The mood within the administration has not been very good for weeks. There have been protest marches in more than 150 Russian cities. And even though the number of protestors, about 200,000 throughout the country, may not be particularly significant for a country like Russia, the demands for Putin's resignation were new. The protestors' displeasure was directed against rising unemployment, higher taxes and fees, police corruption and the arbitrariness of the judicial system. An Internet petition titled "Putin Must Go!" had already garnered 22,327 signatures, including names and professions, by Wednesday evening, even though the authorities have tried to limit access to the site.
The difficult security situation provides the hawks in Putin's camp with a welcome excuse to paint all protests as anti-patriotic, while at the same time devaluing the tentative liberalization efforts of Putin's opposite number Medvedev.
It is "the attempts to darken the mood in society" that have led to such tragic events as the attacks in the Moscow metro, Irina Yarovaya, a member of parliament for Putin's United Russia party. After the anti-Putin demonstrations the parliamentary leader of United Russia, which increasingly resembles the former Communist Party of the Soviet Union, darkly suggested that there is a central organization "with the task of unhinging the political situation." Was he referring to the group of modernizers surrounding the president?
A tightening of domestic policies seems to be in the offing.
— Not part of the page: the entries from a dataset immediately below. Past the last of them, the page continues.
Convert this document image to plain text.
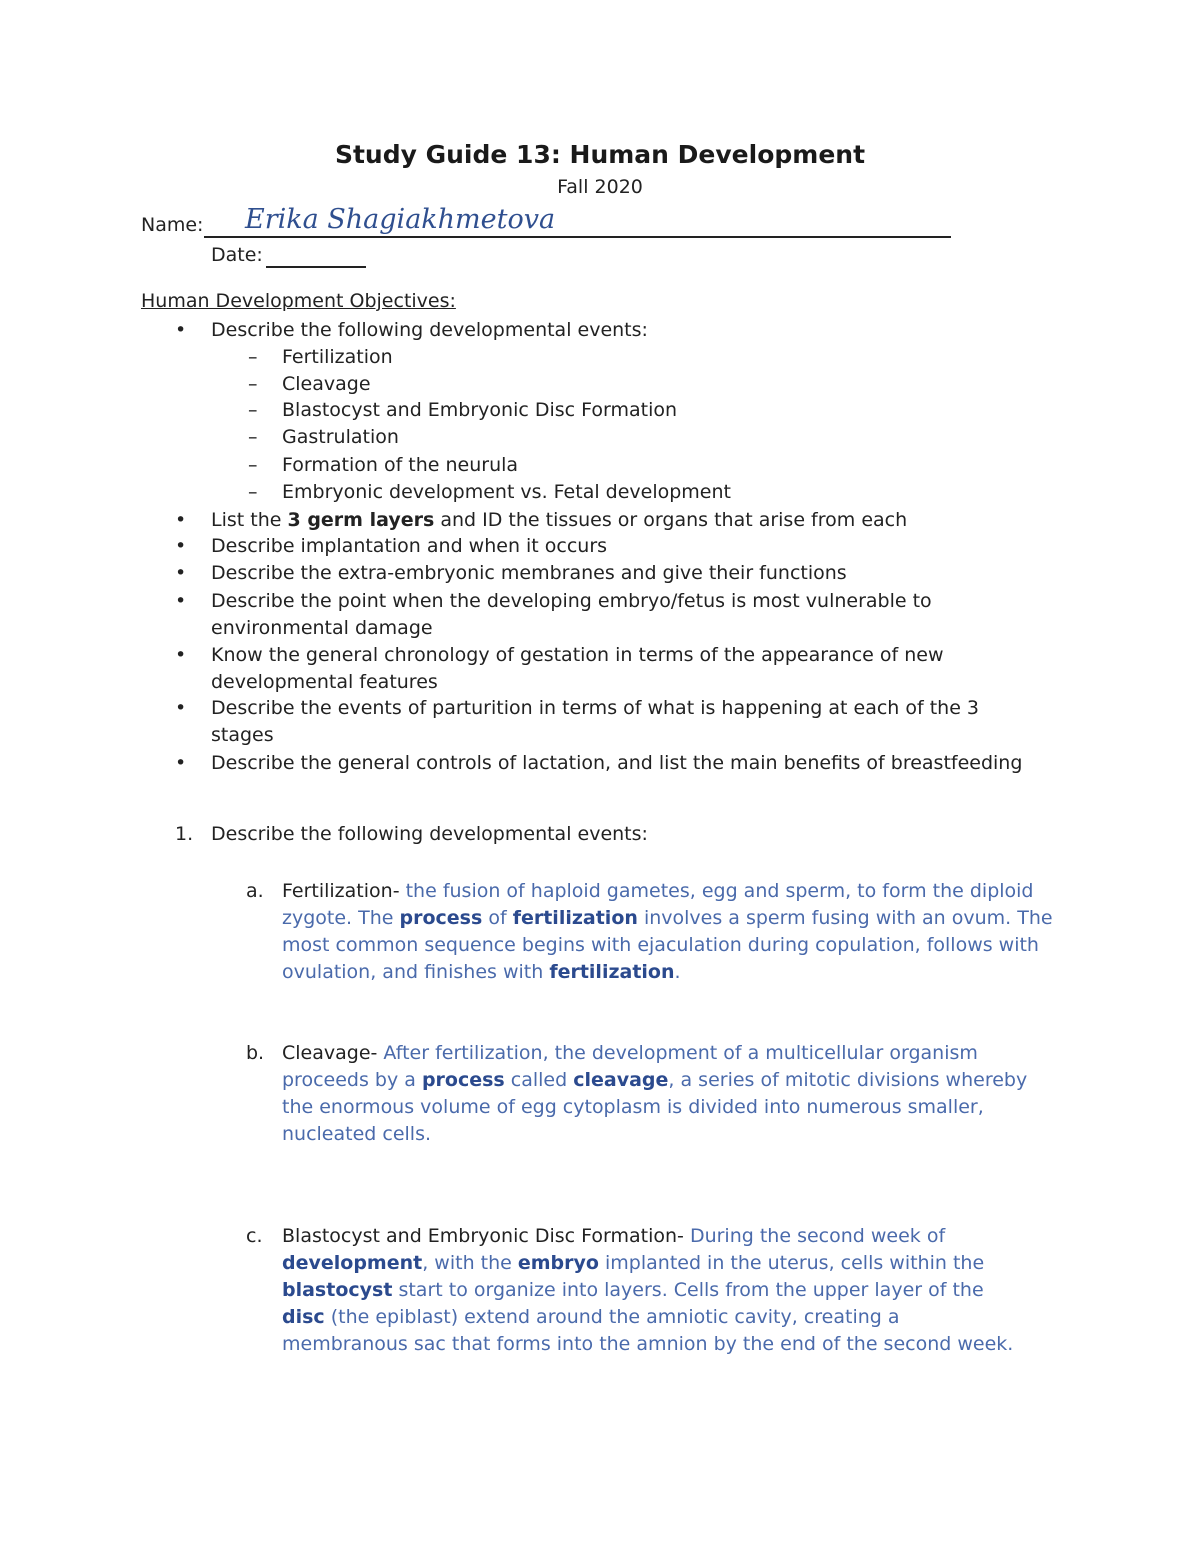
Study Guide 13: Human Development
Fall 2020
Name: Erika Shagiakhmetova
Date:
Human Development Objectives:
• Describe the following developmental events:
– Fertilization
– Cleavage
– Blastocyst and Embryonic Disc Formation
– Gastrulation
– Formation of the neurula
– Embryonic development vs. Fetal development
• List the 3 germ layers and ID the tissues or organs that arise from each
• Describe implantation and when it occurs
• Describe the extra-embryonic membranes and give their functions
• Describe the point when the developing embryo/fetus is most vulnerable to environmental damage
• Know the general chronology of gestation in terms of the appearance of new developmental features
• Describe the events of parturition in terms of what is happening at each of the 3 stages
• Describe the general controls of lactation, and list the main benefits of breastfeeding
1. Describe the following developmental events:
a. Fertilization- the fusion of haploid gametes, egg and sperm, to form the diploid zygote. The process of fertilization involves a sperm fusing with an ovum. The most common sequence begins with ejaculation during copulation, follows with ovulation, and finishes with fertilization.
b. Cleavage- After fertilization, the development of a multicellular organism proceeds by a process called cleavage, a series of mitotic divisions whereby the enormous volume of egg cytoplasm is divided into numerous smaller, nucleated cells.
c. Blastocyst and Embryonic Disc Formation- During the second week of development, with the embryo implanted in the uterus, cells within the blastocyst start to organize into layers. Cells from the upper layer of the disc (the epiblast) extend around the amniotic cavity, creating a membranous sac that forms into the amnion by the end of the second week.
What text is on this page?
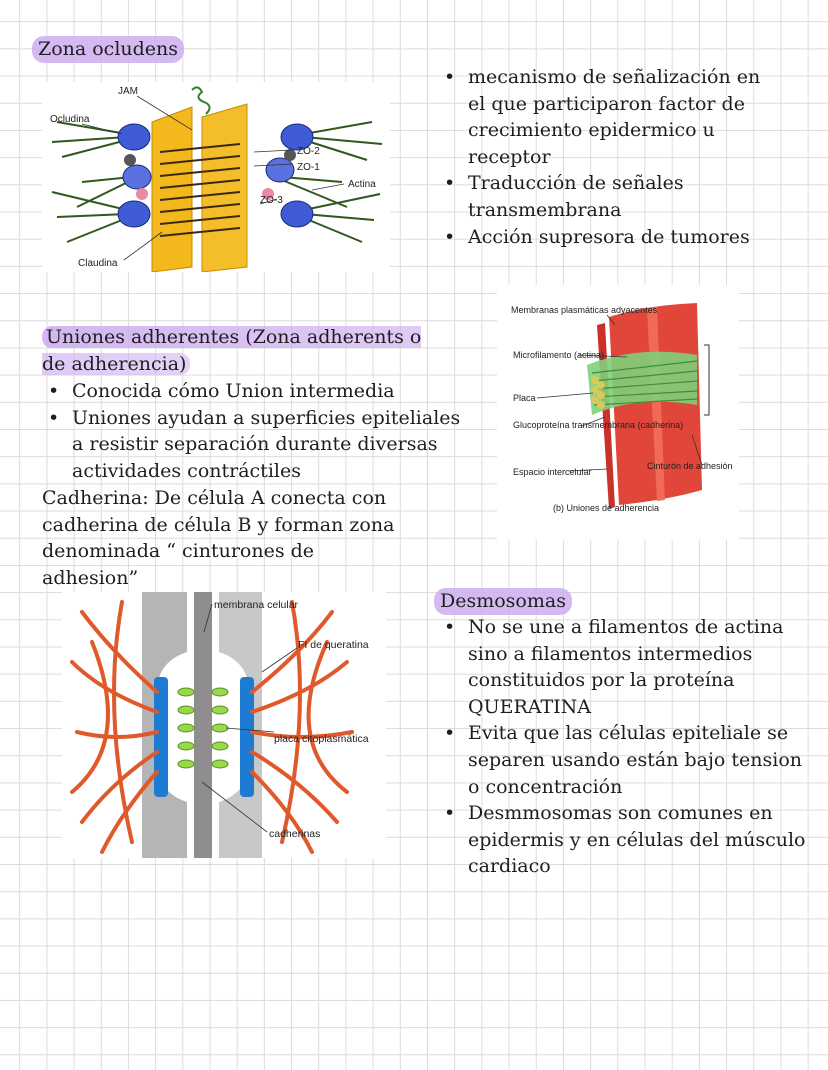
Zona ocludens
JAM
Ocludina
ZO-2
ZO-1
Actina
ZO-3
Claudina
• mecanismo de señalización en el que participaron factor de crecimiento epidermico u receptor
• Traducción de señales transmembrana
• Acción supresora de tumores
Uniones adherentes (Zona adherents o de adherencia)
• Conocida cómo Union intermedia
• Uniones ayudan a superficies epiteliales a resistir separación durante diversas actividades contráctiles
Cadherina: De célula A conecta con cadherina de célula B y forman zona denominada “ cinturones de adhesion”
Membranas plasmáticas adyacentes
Microfilamento (actina)
Placa
Glucoproteína transmembrana (cadherina)
Espacio intercelular
Cinturón de adhesión
(b) Uniones de adherencia
membrana celular
FI de queratina
placa citoplasmática
cadherinas
Desmosomas
• No se une a filamentos de actina sino a filamentos intermedios constituidos por la proteína QUERATINA
• Evita que las células epiteliale se separen usando están bajo tension o concentración
• Desmmosomas son comunes en epidermis y en células del músculo cardiaco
The intelligence services and police will only welcome the shift, particularly after Medvedev recently sent many senior officers into retirement and announced a drastic trimming of the Interior Ministry.
Cooking Shows and Historic Films
After last week's attacks, the president also vowed to destroy the terrorists and said that the fight against them would be fought "to the end." At the same time, however, he demonstratively met with Ella Pamfilova, the chairwoman of the country's human rights council, who had just returned from the Caucasus. In a televised appearance, Medvedev discussed ways to improve the social situation there. However, the staff of his new Caucasus envoy, Khloponin, doesn't even have its offices in the region.
"Whether Russia's leaders can preserve their authority depends entirely on them, and on whether they can finally protect their citizens effectively without turning the country into a concentration camp," wrote the respected Moscow daily Nezavisimaya gazeta.
It is doubtful that the Kremlin has truly learned from the bloody attacks. Government television stations were quick to equate the bombings with the attacks on Madrid commuter trains in 2004 and the London Underground in 2005, as if the Moscow attacks were an act of international terrorism.
In fact, it took several hours before television station with ties to the Kremlin even reported on the events in the belly of the Russian capital last Monday. Almost all stations continued to calmly broadcast their morning cooking shows and historic films.